Some of these associates blame the seemingly uncaring boss to whom they answer. Others blame themselves. Either way, as their mood declines, so does their productivity. They respond by working more hours. As their home lives or social lives deteriorate, their lives become less balanced and they are less able to function in a healthy way. Eventually, they either make it through this “rite of passage,” gradually master the needed skills, and re-achieve personal equilibrium, or they leave the firm. In some firms, large and small, the turnover rate is high.
From a psychologist’s point of view (and these thoughts are influenced by the writings of Dr. Martin Seligman, father of “positive psychology,” who has addressed himself to depression-promoting aspects of the lives of lawyers), if someone running a law firm wanted to keep the firm’s associate(s) happier and more productive, and to retain more of these newer lawyers for a longer period once they have learned the ropes, one might do some of the following:
• Provide actual mentoring, not just oversight.
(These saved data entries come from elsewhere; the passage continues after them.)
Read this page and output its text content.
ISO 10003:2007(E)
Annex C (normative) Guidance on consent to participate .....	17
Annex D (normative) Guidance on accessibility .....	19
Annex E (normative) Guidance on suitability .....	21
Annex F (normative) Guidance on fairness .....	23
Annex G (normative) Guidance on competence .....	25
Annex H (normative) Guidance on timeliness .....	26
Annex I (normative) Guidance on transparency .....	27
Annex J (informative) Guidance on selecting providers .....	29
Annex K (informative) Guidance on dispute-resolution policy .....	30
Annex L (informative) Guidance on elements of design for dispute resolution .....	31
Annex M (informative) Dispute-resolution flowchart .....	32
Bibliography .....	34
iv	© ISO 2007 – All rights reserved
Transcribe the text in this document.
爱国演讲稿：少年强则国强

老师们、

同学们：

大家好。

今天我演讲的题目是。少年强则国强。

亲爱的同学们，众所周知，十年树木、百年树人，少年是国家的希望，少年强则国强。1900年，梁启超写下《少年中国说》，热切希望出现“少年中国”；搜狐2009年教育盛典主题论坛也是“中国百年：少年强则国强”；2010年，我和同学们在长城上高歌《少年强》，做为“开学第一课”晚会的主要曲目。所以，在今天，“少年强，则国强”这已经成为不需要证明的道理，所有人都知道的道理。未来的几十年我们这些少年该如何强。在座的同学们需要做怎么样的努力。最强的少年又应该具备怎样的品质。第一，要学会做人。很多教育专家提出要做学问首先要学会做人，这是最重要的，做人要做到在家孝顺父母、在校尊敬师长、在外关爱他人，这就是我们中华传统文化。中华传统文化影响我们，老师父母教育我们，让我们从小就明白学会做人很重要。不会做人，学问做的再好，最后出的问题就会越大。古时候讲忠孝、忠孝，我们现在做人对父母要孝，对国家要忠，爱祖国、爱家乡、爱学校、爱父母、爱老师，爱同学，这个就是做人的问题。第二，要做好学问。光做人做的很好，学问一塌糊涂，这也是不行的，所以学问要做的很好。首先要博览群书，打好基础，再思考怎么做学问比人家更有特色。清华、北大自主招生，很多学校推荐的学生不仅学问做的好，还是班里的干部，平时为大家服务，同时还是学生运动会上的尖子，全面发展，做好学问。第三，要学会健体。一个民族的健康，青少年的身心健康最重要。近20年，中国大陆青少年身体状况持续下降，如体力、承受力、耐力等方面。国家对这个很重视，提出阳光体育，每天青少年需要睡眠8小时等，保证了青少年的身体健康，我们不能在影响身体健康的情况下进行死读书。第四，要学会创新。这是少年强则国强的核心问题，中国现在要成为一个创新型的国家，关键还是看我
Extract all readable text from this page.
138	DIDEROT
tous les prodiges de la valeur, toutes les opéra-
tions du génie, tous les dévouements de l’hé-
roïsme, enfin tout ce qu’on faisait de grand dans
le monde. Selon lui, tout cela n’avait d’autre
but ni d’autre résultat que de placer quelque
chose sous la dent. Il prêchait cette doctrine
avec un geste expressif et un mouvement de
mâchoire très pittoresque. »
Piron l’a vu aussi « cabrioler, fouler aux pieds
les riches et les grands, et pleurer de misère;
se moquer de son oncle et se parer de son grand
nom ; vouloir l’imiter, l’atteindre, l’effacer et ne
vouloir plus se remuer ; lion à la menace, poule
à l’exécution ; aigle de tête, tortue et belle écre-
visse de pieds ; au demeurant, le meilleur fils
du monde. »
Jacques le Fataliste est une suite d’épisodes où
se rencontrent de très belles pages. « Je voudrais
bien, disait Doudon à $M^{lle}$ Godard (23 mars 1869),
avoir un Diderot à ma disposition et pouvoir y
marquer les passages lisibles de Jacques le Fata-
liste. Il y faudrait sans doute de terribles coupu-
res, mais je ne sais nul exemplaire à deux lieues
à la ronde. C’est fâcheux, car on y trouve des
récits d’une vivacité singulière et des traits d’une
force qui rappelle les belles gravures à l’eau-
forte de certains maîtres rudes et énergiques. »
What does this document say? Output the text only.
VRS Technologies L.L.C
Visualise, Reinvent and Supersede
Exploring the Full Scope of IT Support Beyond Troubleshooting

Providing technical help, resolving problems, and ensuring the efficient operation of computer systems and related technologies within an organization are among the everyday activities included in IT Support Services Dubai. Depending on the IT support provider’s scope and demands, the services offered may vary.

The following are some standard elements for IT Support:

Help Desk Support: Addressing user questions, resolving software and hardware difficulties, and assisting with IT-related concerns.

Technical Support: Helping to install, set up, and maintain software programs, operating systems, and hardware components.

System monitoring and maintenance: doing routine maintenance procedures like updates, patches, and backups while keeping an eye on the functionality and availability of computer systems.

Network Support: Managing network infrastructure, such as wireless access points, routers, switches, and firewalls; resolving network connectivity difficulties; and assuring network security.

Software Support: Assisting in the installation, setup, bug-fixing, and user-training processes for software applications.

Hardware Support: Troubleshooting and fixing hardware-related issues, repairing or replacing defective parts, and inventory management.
Take some time, even one uninterrupted hour a week, focused entirely on the associate’s questions, concerns, and ideas. The time you invest will likely pay for itself in the associate’s increased productivity, flowing not only from the concrete information and advice that you can provide, but also from his or her increased effort in response to sensing your support and interest.
• People are generally more productive (and happier) according to Seligman and others, not to mention common sense, when empowered to have a say in what they do (what he calls “decision latitude). That suggests that your associate will do better if there is some discussion about what s/he will do and how, and if the associate has a voice and choice in determining how their time will be spent. That is likely to include a chance to master certain kinds of tasks before plunging into others.
• Different associates are likely to have different strengths, based not only on past experience/learning but even more on personality and native talents. You can utilize a win-win strategy by noticing and capitalizing on their particular strengths, increasing their sense of efficacy and optimizing their contribution to the firm.
My sense is that such efforts will pay off in productivity, retention, interpersonal atmosphere, decreased conflict, etc. Meantime, LCL remains a consultative resource for those (at any level of the hierarchy) who find their work environments a source of stress and dysfunction.